Ella no sabe si reírse o preocuparse, porque la imagen de él, en pantalones de pijama y sin camiseta, con el pelo ligeramente canoso brillando al sol de la mañana y el llavero colgando del dedo índice, le resulta un poco cómica.
- Sï que es para tanto. ¡Son los niños, es su ilusión! ¿Tú te crees que a un niño le puede apetecer jugar con esto? Un niño necesita algo que montar, algo que construir. Necesita piezas. No se puede jugar con un llavero.
- Yo creo que estás exagerando, ¿eh? Los niños juegan con todo.

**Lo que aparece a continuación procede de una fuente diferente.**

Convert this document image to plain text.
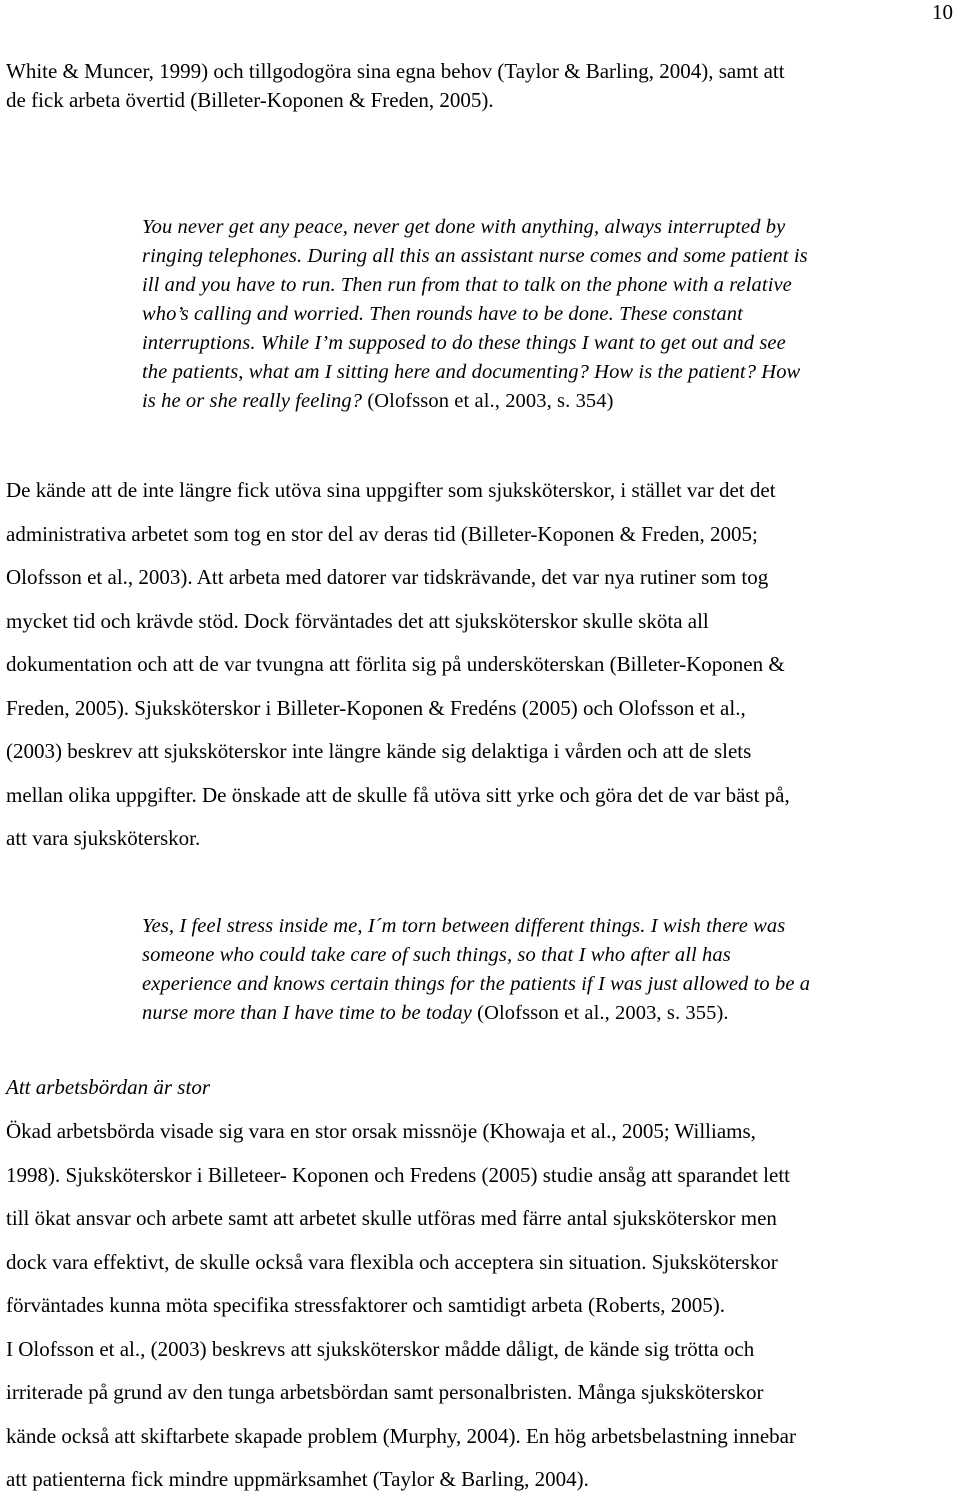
10
White & Muncer, 1999) och tillgodogöra sina egna behov (Taylor & Barling, 2004), samt att
de fick arbeta övertid (Billeter-Koponen & Freden, 2005).
You never get any peace, never get done with anything, always interrupted by
ringing telephones. During all this an assistant nurse comes and some patient is
ill and you have to run. Then run from that to talk on the phone with a relative
who’s calling and worried. Then rounds have to be done. These constant
interruptions. While I’m supposed to do these things I want to get out and see
the patients, what am I sitting here and documenting? How is the patient? How
is he or she really feeling? (Olofsson et al., 2003, s. 354)
De kände att de inte längre fick utöva sina uppgifter som sjuksköterskor, i stället var det det
administrativa arbetet som tog en stor del av deras tid (Billeter-Koponen & Freden, 2005;
Olofsson et al., 2003). Att arbeta med datorer var tidskrävande, det var nya rutiner som tog
mycket tid och krävde stöd. Dock förväntades det att sjuksköterskor skulle sköta all
dokumentation och att de var tvungna att förlita sig på undersköterskan (Billeter-Koponen &
Freden, 2005). Sjuksköterskor i Billeter-Koponen & Fredéns (2005) och Olofsson et al.,
(2003) beskrev att sjuksköterskor inte längre kände sig delaktiga i vården och att de slets
mellan olika uppgifter. De önskade att de skulle få utöva sitt yrke och göra det de var bäst på,
att vara sjuksköterskor.
Yes, I feel stress inside me, I´m torn between different things. I wish there was
someone who could take care of such things, so that I who after all has
experience and knows certain things for the patients if I was just allowed to be a
nurse more than I have time to be today (Olofsson et al., 2003, s. 355).
Att arbetsbördan är stor
Ökad arbetsbörda visade sig vara en stor orsak missnöje (Khowaja et al., 2005; Williams,
1998). Sjuksköterskor i Billeteer- Koponen och Fredens (2005) studie ansåg att sparandet lett
till ökat ansvar och arbete samt att arbetet skulle utföras med färre antal sjuksköterskor men
dock vara effektivt, de skulle också vara flexibla och acceptera sin situation. Sjuksköterskor
förväntades kunna möta specifika stressfaktorer och samtidigt arbeta (Roberts, 2005).
I Olofsson et al., (2003) beskrevs att sjuksköterskor mådde dåligt, de kände sig trötta och
irriterade på grund av den tunga arbetsbördan samt personalbristen. Många sjuksköterskor
kände också att skiftarbete skapade problem (Murphy, 2004). En hög arbetsbelastning innebar
att patienterna fick mindre uppmärksamhet (Taylor & Barling, 2004).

Él resopla y da vueltas por la habitación, y a ella se le ocurre que a ver si encuentra trabajo de una vez y desfoga toda la energía contenida que está volcando ahora mismo en el huevo kinder. Porque esta escena le parece profundamente rara.
- Voy a llamar al teléfono del consumidor. O a poner una hoja de reclamaciones.
- ¿A quién?
- Pues yo qué sé, a la fábrica kinder o a quien sea. Es que no me parece bien, mi amor, en serio.
- Estás como unas maracas.

Ella se ha sentado en la cama y decide que definitivamente la situación le parece graciosa. Le hace gracia cuando él se pone a repasar los papelitos que venían con el regalo, buscando un número de teléfono al que llamar para protestar. Le hace gracia cuando llama a información telefónica preguntando a quién le puede decir que los regalos del huevo kinder de ahora son una basura. Le hace gracia verle todo sulfurado, repitiendo una y otra vez "¡es que ni siquiera es un coche!". Pero entonces él cuelga el teléfono y suspira. Se sienta en el borde de la cama, se encoge de hombros, acaricia el llavero con resignación y casi con cariño.
- No se puede jugar con un llavero - repite, bajito.

Y es en ese momento cuando a ella la cosa deja de hacerle gracia, y no sabe por qué.